CTE Scan on msgs  (cost=815579.03..815583.03 rows=200 width=24)
  Output: msgs.date, msgs.lt_5, msgs.eq_1
  CTE days
    ->  Function Scan on pg_catalog.generate_series date  (cost=0.01..10.01 rows=1000 width=8)
          Output: date.date
          Function Call: generate_series('2015-07-09 00:00:00+00'::timestamp with time zone, now(), '1 day'::interval)
  CTE msgs
    ->  Group  (cost=6192.62..815569.02 rows=200 width=8)
          Output: days.date, (SubPlan 2), (SubPlan 3)
          Group Key: days.date
          ->  Merge Join  (cost=6192.62..11239.60 rows=287970 width=8)
                Output: days.date
                Merge Cond: (days.date = (date_trunc('day'::text, daily_messages_2.created_at)))

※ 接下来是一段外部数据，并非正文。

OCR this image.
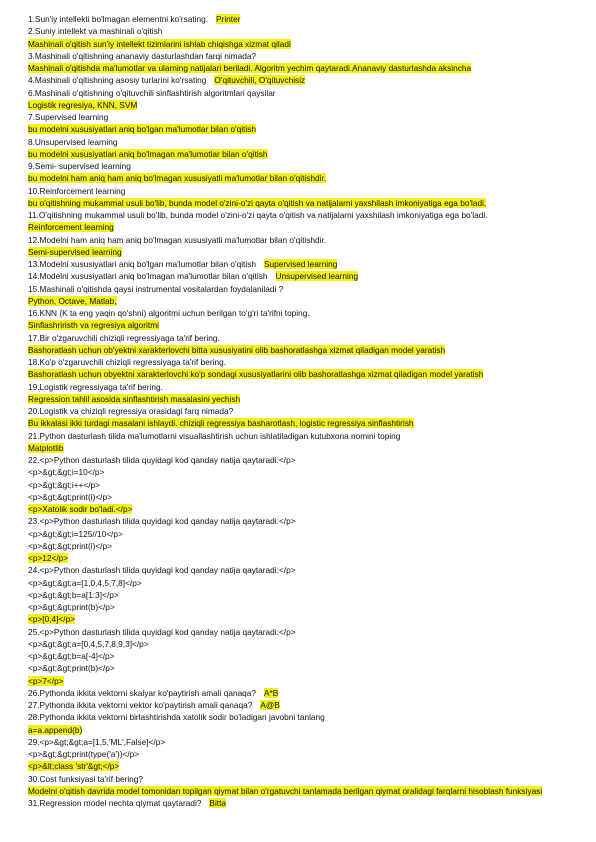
1.Sun'iy intellekti bo'lmagan elementni ko'rsating. Printer
2.Suniy intellekt va mashinali o'qitish
Mashinali o'qitish sun'iy intellekt tizimlarini ishlab chiqishga xizmat qiladi
3.Mashinali o'qitishning ananaviy dasturlashdan farqi nimada?
Mashinali o'qitishda ma'lumotlar va ularning natijalari beriladi. Algoritm yechim qaytaradi.Ananaviy dasturlashda aksincha
4.Mashinali o'qitishning asosiy turlarini ko'rsating O'qituvchili, O'qituvchisiz
6.Mashinali o'qitishning o'qituvchili sinflashtirish algoritmlari qaysilar
Logistik regresiya, KNN, SVM
7.Supervised learning
bu modelni xususiyatlari aniq bo'lgan ma'lumotlar bilan o'qitish
8.Unsupervised learning
bu modelni xususiyatlari aniq bo'lmagan ma'lumotlar bilan o'qitish
9.Semi- supervised learning
bu modelni ham aniq ham aniq bo'lmagan xususiyatli ma'lumotlar bilan o'qitishdir.
10.Reinforcement learning
bu o'qitishning mukammal usuli bo'lib, bunda model o'zini-o'zi qayta o'qitish va natijalarni yaxshilash imkoniyatiga ega bo'ladi.
11.O'qitishning mukammal usuli bo'lib, bunda model o'zini-o'zi qayta o'qitish va natijalarni yaxshilash imkoniyatiga ega bo'ladi.
Reinforcement learning
12.Modelni ham aniq ham aniq bo'lmagan xususiyatli ma'lumotlar bilan o'qitishdir.
Semi-supervised learning
13.Modelni xususiyatlari aniq bo'lgan ma'lumotlar bilan o'qitish Supervised learning
14.Modelni xususiyatlari aniq bo'lmagan ma'lumotlar bilan o'qitish Unsupervised learning
15.Mashinali o'qitishda qaysi instrumental vositalardan foydalaniladi ?
Python, Octave, Matlab,
16.KNN (K ta eng yaqin qo'shni) algoritmi uchun berilgan to'g'ri ta'rifni toping.
Sinflashriristh va regresiya algoritmi
17.Bir o'zgaruvchili chiziqli regressiyaga ta'rif bering.
Bashoratlash uchun ob'yektni xarakterlovchi bitta xususiyatini olib bashoratlashga xizmat qiladigan model yaratish
18.Ko'p o'zgaruvchili chiziqli regressiyaga ta'rif bering.
Bashoratlash uchun obyektni xarakterlovchi ko'p sondagi xususiyatlarini olib bashoratlashga xizmat qiladigan model yaratish
19.Logistik regressiyaga ta'rif bering.
Regression tahlil asosida sinflashtirish masalasini yechish
20.Logistik va chiziqli regressiya orasidagi farq nimada?
Bu ikkalasi ikki turdagi masalani ishlaydi. chiziqli regressiya basharotlash, logistic regressiya sinflashtirish
21.Python dasturlash tilida ma'lumotlarni visuallashtirish uchun ishlatiladigan kutubxona nomini toping
Matplotlib
22.<p>Python dasturlash tilida quyidagi kod qanday natija qaytaradi:</p>
<p>&gt;&gt;i=10</p>
<p>&gt;&gt;i++</p>
<p>&gt;&gt;print(i)</p>
<p>Xatolik sodir bo'ladi.</p>
23.<p>Python dasturlash tilida quyidagi kod qanday natija qaytaradi:</p>
<p>&gt;&gt;i=125//10</p>
<p>&gt;&gt;print(i)</p>
<p>12</p>
24.<p>Python dasturlash tilida quyidagi kod qanday natija qaytaradi:</p>
<p>&gt;&gt;a=[1,0,4,5,7,8]</p>
<p>&gt;&gt;b=a[1:3]</p>
<p>&gt;&gt;print(b)</p>
<p>[0,4]</p>
25.<p>Python dasturlash tilida quyidagi kod qanday natija qaytaradi:</p>
<p>&gt;&gt;a=[0,4,5,7,8,9,3]</p>
<p>&gt;&gt;b=a[-4]</p>
<p>&gt;&gt;print(b)</p>
<p>7</p>
26.Pythonda ikkita vektorni skalyar ko'paytirish amali qanaqa? A*B
27.Pythonda ikkita vektorni vektor ko'paytirish amali qanaqa? A@B
28.Pythonda ikkita vektorni birlashtirishda xatolik sodir bo'ladigan javobni tanlang
a=a.append(b)
29.<p>&gt;&gt;a=[1,5,'ML',False]</p>
<p>&gt;&gt;print(type('a'))</p>
<p>&lt;class 'str'&gt;</p>
30.Cost funksiyasi ta'rif bering?
Modelni o'qitish davrida model tomonidan topilgan qiymat bilan o'rgatuvchi tanlamada berilgan qiymat oralidagi farqlarni hisoblash funksiyasi
31.Regression model nechta qiymat qaytaradi? Bitta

                ->  Sort  (cost=69.83..72.33 rows=1000 width=8)
                      Output: days.date
                      Sort Key: days.date
                      ->  CTE Scan on days  (cost=0.00..20.00 rows=1000 width=8)
                            Output: days.date
                ->  Sort  (cost=6122.79..6266.78 rows=57594 width=8)
                      Output: daily_messages_2.created_at, (date_trunc('day'::text, daily_messages_2.created_at))
                      Sort Key: (date_trunc('day'::text, daily_messages_2.created_at))
                      ->  Seq Scan on public.daily_messages daily_messages_2  (cost=0.00..1568.94 rows=57594 width=8)
                            Output: daily_messages_2.created_at, date_trunc('day'::text, daily_messages_2.created_at)
          SubPlan 2
            ->  Aggregate  (cost=2016.89..2016.90 rows=1 width=32)
                  Output: count(daily_messages.customer_id)
                  ->  Seq Scan on public.daily_messages  (cost=0.00..2000.89 rows=6399 width=32)
                        Output: daily_messages.created_at, daily_messages.customer_id, daily_messages.day_total, daily_messages.sum, daily_messages.elapsed
                        Filter: ((daily_messages.sum < '5'::numeric) AND (date_trunc('day'::text, daily_messages.created_at) <= days.date))
          SubPlan 3
            ->  Aggregate  (cost=2001.13..2001.14 rows=1 width=32)
                  Output: count(daily_messages_1.customer_id)
                  ->  Seq Scan on public.daily_messages daily_messages_1  (cost=0.00..2000.89 rows=96 width=32)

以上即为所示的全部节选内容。